Kochetkov, who played six periods’ worth of hockey after Andersen was injured, plays a more active and at times aggressive style than Andersen and has the explosive athleticism to pull it off, but those tendencies create different kinds of exposure that opponents can try to target.

Kochetkov graphic

Beware of the poke check: There’s a reason they sell “Poke-chetkov” T-shirts in Carolina: Kochetkov is as active with his stick as any goalie, going so far as to try a poke check (unsuccessfully) on a clear-cut breakaway for Minnesota Wild forward Matt Boldy in January. He does a good job cutting off passes from below the goal line and through the crease, but if you can get pucks through, that tendency to reach in one direction delays his movements the other way.

Get him moving, shoot the other way: Plays across the middle of the ice were a factor in 35 percent of the tracked regular-season goals, and though that was close to the average, the number of against-the-grain goals (29 percent) was well above the 18.4 percent average. Kochetkov moves very well and can make momentum-changing saves on those lateral plays if you don’t shoot quickly (29 percent of the goals came off one-timers and quick releases), but he also moves more than many of his peers because of his tendency toward aggressiveness, and you can catch him moving with shots back in the direction from which he is coming.

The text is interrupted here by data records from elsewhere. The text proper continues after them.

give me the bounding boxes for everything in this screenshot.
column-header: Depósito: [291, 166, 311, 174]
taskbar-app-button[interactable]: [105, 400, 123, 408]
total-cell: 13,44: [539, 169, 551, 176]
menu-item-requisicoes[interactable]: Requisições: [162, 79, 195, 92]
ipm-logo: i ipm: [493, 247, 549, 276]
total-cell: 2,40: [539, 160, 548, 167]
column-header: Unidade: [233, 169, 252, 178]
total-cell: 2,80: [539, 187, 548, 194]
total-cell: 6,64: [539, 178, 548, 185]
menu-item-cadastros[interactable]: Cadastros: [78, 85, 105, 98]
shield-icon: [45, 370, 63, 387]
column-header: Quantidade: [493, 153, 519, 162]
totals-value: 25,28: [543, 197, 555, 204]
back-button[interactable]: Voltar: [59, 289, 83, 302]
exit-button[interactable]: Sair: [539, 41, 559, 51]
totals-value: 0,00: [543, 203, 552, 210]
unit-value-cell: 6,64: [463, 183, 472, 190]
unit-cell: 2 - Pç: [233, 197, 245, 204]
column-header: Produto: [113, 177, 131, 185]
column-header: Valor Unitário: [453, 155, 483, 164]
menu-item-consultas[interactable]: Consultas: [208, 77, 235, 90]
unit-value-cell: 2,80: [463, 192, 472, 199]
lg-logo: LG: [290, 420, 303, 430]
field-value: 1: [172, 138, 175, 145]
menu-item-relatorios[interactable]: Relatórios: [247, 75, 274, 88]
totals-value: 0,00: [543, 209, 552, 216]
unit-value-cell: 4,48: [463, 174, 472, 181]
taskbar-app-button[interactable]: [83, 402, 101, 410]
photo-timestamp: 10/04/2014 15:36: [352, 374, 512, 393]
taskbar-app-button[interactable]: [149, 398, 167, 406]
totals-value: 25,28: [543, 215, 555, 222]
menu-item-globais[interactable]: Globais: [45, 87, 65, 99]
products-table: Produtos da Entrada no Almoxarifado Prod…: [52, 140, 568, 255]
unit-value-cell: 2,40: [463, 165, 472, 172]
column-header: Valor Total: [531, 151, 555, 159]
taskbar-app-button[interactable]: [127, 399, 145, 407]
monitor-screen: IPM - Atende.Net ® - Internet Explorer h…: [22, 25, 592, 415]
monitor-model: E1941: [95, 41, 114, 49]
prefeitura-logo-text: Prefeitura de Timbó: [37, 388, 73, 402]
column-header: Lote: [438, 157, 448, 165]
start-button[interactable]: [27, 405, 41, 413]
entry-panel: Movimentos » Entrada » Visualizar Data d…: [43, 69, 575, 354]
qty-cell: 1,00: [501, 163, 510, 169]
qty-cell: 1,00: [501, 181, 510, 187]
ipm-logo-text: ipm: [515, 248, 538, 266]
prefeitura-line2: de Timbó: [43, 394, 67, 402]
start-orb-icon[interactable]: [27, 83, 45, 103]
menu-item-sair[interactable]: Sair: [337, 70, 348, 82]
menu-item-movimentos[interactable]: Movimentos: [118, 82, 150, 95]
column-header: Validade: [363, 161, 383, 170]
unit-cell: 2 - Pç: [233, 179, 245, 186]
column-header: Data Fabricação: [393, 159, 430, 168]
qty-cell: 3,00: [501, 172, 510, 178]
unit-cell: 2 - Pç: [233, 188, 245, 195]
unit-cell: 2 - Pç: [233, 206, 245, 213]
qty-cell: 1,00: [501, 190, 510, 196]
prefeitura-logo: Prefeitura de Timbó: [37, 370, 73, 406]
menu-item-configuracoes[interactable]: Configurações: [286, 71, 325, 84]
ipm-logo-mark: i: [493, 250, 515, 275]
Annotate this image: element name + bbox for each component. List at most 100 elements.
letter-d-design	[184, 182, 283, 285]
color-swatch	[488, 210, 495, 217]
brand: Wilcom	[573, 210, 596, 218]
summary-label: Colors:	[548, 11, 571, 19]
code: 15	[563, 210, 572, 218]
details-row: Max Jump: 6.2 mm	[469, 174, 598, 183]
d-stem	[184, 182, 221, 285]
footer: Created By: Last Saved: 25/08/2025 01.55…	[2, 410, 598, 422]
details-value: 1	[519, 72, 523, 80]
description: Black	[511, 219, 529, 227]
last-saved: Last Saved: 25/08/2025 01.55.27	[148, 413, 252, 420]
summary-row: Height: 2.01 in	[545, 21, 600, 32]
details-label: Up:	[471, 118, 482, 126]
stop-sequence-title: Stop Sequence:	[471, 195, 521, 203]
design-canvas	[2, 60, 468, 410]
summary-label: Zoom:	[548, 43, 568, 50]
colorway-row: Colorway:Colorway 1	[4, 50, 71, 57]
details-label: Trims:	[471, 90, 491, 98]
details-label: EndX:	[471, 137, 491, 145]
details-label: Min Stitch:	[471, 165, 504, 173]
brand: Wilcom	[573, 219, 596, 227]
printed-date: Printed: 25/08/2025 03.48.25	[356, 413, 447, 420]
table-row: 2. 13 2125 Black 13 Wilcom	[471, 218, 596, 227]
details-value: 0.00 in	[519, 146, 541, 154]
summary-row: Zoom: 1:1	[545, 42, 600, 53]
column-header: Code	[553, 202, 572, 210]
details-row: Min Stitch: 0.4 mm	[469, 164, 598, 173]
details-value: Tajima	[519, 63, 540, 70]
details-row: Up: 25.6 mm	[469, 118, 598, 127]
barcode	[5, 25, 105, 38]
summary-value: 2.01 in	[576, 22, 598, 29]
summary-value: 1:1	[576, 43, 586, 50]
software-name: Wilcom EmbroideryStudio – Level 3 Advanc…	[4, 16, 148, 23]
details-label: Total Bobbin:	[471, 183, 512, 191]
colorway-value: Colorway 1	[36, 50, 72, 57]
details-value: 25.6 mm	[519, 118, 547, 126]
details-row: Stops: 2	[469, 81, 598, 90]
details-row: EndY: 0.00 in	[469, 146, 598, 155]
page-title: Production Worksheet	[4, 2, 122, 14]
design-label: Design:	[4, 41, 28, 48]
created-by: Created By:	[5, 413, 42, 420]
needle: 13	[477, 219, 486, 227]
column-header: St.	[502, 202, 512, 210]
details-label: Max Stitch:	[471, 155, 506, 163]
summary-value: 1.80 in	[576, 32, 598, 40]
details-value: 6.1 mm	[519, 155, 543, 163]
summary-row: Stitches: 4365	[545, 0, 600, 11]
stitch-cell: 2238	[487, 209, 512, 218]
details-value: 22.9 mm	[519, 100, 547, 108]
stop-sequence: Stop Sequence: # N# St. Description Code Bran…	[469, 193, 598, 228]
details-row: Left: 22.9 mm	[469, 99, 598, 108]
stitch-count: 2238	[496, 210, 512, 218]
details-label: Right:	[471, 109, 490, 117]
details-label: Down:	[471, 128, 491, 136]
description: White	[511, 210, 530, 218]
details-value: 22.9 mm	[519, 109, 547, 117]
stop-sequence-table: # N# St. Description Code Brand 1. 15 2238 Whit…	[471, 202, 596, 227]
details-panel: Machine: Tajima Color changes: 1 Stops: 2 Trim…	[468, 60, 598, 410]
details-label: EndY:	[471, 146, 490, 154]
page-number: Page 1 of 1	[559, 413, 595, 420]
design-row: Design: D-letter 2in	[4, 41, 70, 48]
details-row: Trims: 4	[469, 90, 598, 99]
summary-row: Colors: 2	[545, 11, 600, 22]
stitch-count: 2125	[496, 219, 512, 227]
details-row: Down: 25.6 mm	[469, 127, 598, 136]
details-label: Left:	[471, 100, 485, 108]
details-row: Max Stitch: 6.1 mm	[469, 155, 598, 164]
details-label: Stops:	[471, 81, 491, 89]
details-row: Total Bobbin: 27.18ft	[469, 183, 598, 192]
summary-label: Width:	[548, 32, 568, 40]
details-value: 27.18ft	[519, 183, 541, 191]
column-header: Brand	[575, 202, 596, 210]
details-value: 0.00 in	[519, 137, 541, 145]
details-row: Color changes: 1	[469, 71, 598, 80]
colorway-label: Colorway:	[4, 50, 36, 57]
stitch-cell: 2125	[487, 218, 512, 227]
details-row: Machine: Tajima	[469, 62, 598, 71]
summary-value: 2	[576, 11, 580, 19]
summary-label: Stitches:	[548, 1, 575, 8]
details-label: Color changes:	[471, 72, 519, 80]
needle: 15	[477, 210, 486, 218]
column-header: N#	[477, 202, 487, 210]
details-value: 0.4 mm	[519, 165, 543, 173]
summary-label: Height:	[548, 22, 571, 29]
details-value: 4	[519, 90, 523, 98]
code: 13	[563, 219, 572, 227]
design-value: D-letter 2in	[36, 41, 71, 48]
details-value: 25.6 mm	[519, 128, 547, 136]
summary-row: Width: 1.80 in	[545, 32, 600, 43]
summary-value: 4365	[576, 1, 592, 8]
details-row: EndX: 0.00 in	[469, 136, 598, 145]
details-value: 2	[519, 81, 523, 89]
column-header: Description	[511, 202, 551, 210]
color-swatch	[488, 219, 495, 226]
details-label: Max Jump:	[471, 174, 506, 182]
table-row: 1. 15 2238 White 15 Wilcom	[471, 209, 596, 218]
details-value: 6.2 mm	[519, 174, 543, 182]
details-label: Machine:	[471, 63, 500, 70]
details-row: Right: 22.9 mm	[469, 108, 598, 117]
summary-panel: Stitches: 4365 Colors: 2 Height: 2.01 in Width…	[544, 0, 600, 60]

Create chaos: Kochetkov’s rebound goals (seven) were below the average, but pucks off sticks and legs that led to scrambles in front of him were a factor on 23 percent of the regular-season goals, well above the 14-percent average. That same tendency to play near the edge of the crease and be more active plays a role, with five-hole exposure as he loads up a lateral push from the butterfly by lifting the knee to grab a skate edge with the push leg.

High glove, low blocker: The goal totals may suggest shooting high on both sides, but they do not represent a save percentage, and a lot of the clean-look goals (13) and goals on breakaways (14) scored off shots rather than dekes were directed over the pad on the blocker side instead. On the glove side, his high hand position makes it tempting to shoot low, but the results are better over the glove, especially if he’s moving as he tends to get set down lower in his stance.

Go around him: High totals outside the pads are often an indication of backdoor tap-ins on which the goalie had no chance, and though that was certainly true for several of the goals charted on Kochetkov, there were also times his positional aggressiveness left him stranded outside his posts, allowing patient opponents to go around and tuck the puck in behind him.